It's no secret that when gas prices dropped early in the year and with the recession in full swing, hybrid sales saw their first drop in years. Faced with tough new fuel economy restrictions, auto executives had come up with all sorts of unusual suggestions -- such as cutting crash testing -- but now had to puzzle over a new dilemma; what if consumers don't want the higher-priced electric vehicles that they plan to start flooding the market with in less that a year?
At a special Reuters summit in Detroit, numerous auto industry executives are cited as suggesting that the government raise taxes on gasoline substantially to spur the adoption of fuel efficient vehicles. States Tim Leuliette, chief executive of privately held parts supplier Dura Automotive, "In the United States, we're afraid to touch the fuel price. We've got to continue to raise taxes in the United States so that, by the end of the next decade, gas is about $8 a gallon in today's terms."
He adds, "What you have to do is do it in a manner that is slow enough and predictable enough that vehicle selection and choices by people over the cycle can be made in a logical way."
Eight dollars-per-gallon gas? The idea certainly sounds absurd. However, the idea of the government pouring over $100B USD into the auto industry and partially nationalizing GM and Chrysler might have sounded ridiculous a decade ago too.
Mike Jackson, chief executive of AutoNation Inc., offered similar sentiments, complaining, "The U.S. allows the price of gasoline to go back and forth across this line where the consumers don't care about fuel efficiency and where consumers do care about fuel efficiency."
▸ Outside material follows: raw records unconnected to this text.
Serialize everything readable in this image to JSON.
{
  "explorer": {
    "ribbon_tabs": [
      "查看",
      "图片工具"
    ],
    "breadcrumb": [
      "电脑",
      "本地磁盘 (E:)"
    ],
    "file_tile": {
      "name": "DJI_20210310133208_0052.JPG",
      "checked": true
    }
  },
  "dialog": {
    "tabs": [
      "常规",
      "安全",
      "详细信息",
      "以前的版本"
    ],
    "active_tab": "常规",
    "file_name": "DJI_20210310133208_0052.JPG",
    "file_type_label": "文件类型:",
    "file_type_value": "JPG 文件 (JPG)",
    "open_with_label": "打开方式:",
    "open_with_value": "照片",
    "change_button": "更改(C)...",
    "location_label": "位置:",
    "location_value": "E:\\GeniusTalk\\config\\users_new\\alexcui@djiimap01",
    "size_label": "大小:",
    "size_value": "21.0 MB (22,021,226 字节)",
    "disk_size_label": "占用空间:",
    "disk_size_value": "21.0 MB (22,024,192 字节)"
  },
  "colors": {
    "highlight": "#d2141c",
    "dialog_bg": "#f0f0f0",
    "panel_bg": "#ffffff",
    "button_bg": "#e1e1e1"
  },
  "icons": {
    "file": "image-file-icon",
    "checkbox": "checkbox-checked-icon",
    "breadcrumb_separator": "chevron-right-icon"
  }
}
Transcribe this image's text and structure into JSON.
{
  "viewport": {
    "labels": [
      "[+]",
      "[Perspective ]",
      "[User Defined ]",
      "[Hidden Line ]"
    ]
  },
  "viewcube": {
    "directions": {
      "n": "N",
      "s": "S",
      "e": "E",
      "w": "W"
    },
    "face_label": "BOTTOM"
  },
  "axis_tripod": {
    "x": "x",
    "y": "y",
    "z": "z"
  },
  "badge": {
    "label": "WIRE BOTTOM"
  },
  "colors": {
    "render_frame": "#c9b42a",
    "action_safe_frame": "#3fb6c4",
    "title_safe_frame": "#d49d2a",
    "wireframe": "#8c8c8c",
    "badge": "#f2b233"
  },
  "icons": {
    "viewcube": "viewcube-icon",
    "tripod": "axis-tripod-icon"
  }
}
He suggests a near term fix of taxing gas to around $4 or $5 a gallon to help vehicles like GM's 2011 Chevy Volt EV grab marketshare. Jerry York, a former GM board member and an adviser to billionaire investor Kirk Kerkorian, concurred. He states, "Unless gas is $3.50 or $4 a gallon, consumers are not going to want to buy those cars."
Hearing such pleas for government intervention and taxation certainly seems a strange one coming from the business sector, which normally argues and lobbies for minimal government involvement. However, a growing number of industry executives feel that a $25B USD advanced technologies loan program and the expensive cash-for-clunkers program just aren't doing enough to boost the sales of clean autos. The solution, they argue, is for the government to hit consumers where it hurts -- in the wallet.
Some are suggesting tax rebates at the end of the year for customers with hybrids and a food-stamp-like subsidy for poor citizens. But at the end of the day the general message is the same; tax fuel. Concludes Dura's Leuliette, "Energy independence in this country ultimately means that fuel has to be more expensive."